In terms of limitations, the sample was defined based on cigarette and ENDS use status, the two most commonly used tobacco products among U.S. adults in 2022 (49). The use of other tobacco products, especially non-combustible products such as nicotine pouches, may have an indirect impact on participants' perceptions on ENDS. The PATH questionnaire only offered affirmative responses without an option of “Don't know”. Since the subgroups examined in this study were limited to those identified in the PATH public-use data, some priority groups, such as those with disabilities and AWS living in rural areas, were not included. Its strengths include the use of a large nationally-representative study that offers detailed insights into U.S. adults' behaviors and beliefs.

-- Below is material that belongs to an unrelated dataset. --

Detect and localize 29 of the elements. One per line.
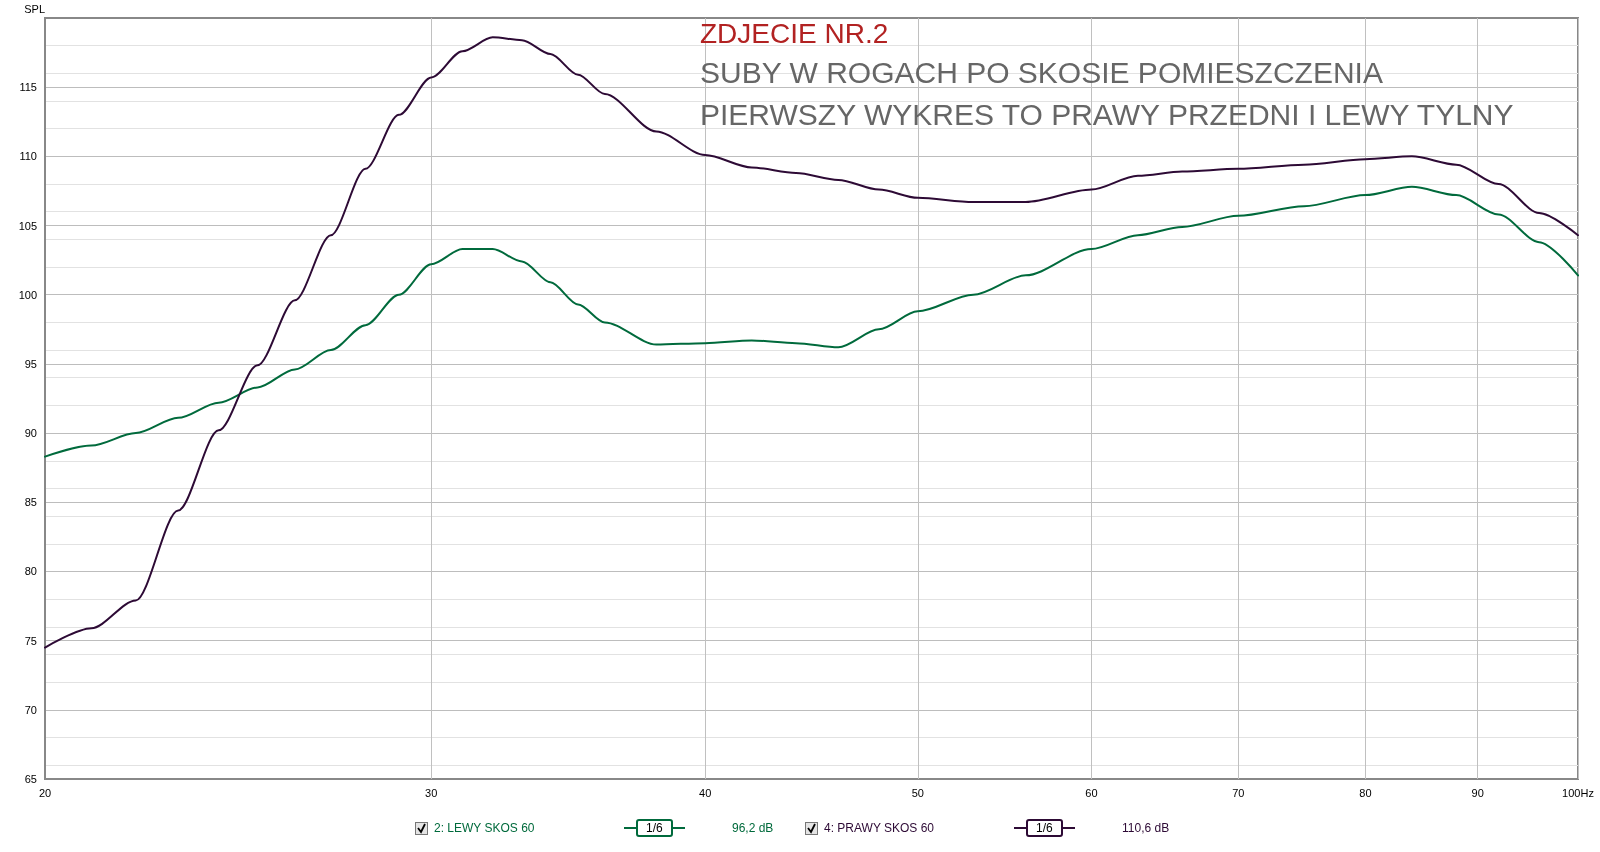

Adopting and completely switching from cigarettes to ENDS provides an opportunity to reduce combustible tobacco-related harms and disparities. This pragmatic strategy is particularly relevant for those who are unlikely to quit smoking in the near future. While such behavioral changes are often preceded by the belief that ENDS are less harmful than cigarettes (24,25,26,27,28), the results of this study suggest that ENDS misperception is more prevalent than ever. Nearly 94% of U.S. adults who smoke, do not use ENDS, and do not plan to quit smoking in the next 30 days, hold incorrect perceptions regarding the relative risks of ENDS compared to cigarettes. Furthermore, some subpopulations disproportionately affected by smoking were even more likely to harbor ENDS misperceptions than their counterparts, which may lead to reduced uptake of ENDS and reduced complete switching away from cigarettes. Current efforts to reduce smoking-related harm and disparities could be significantly advanced by aligning public perceptions of ENDS with the current evidence.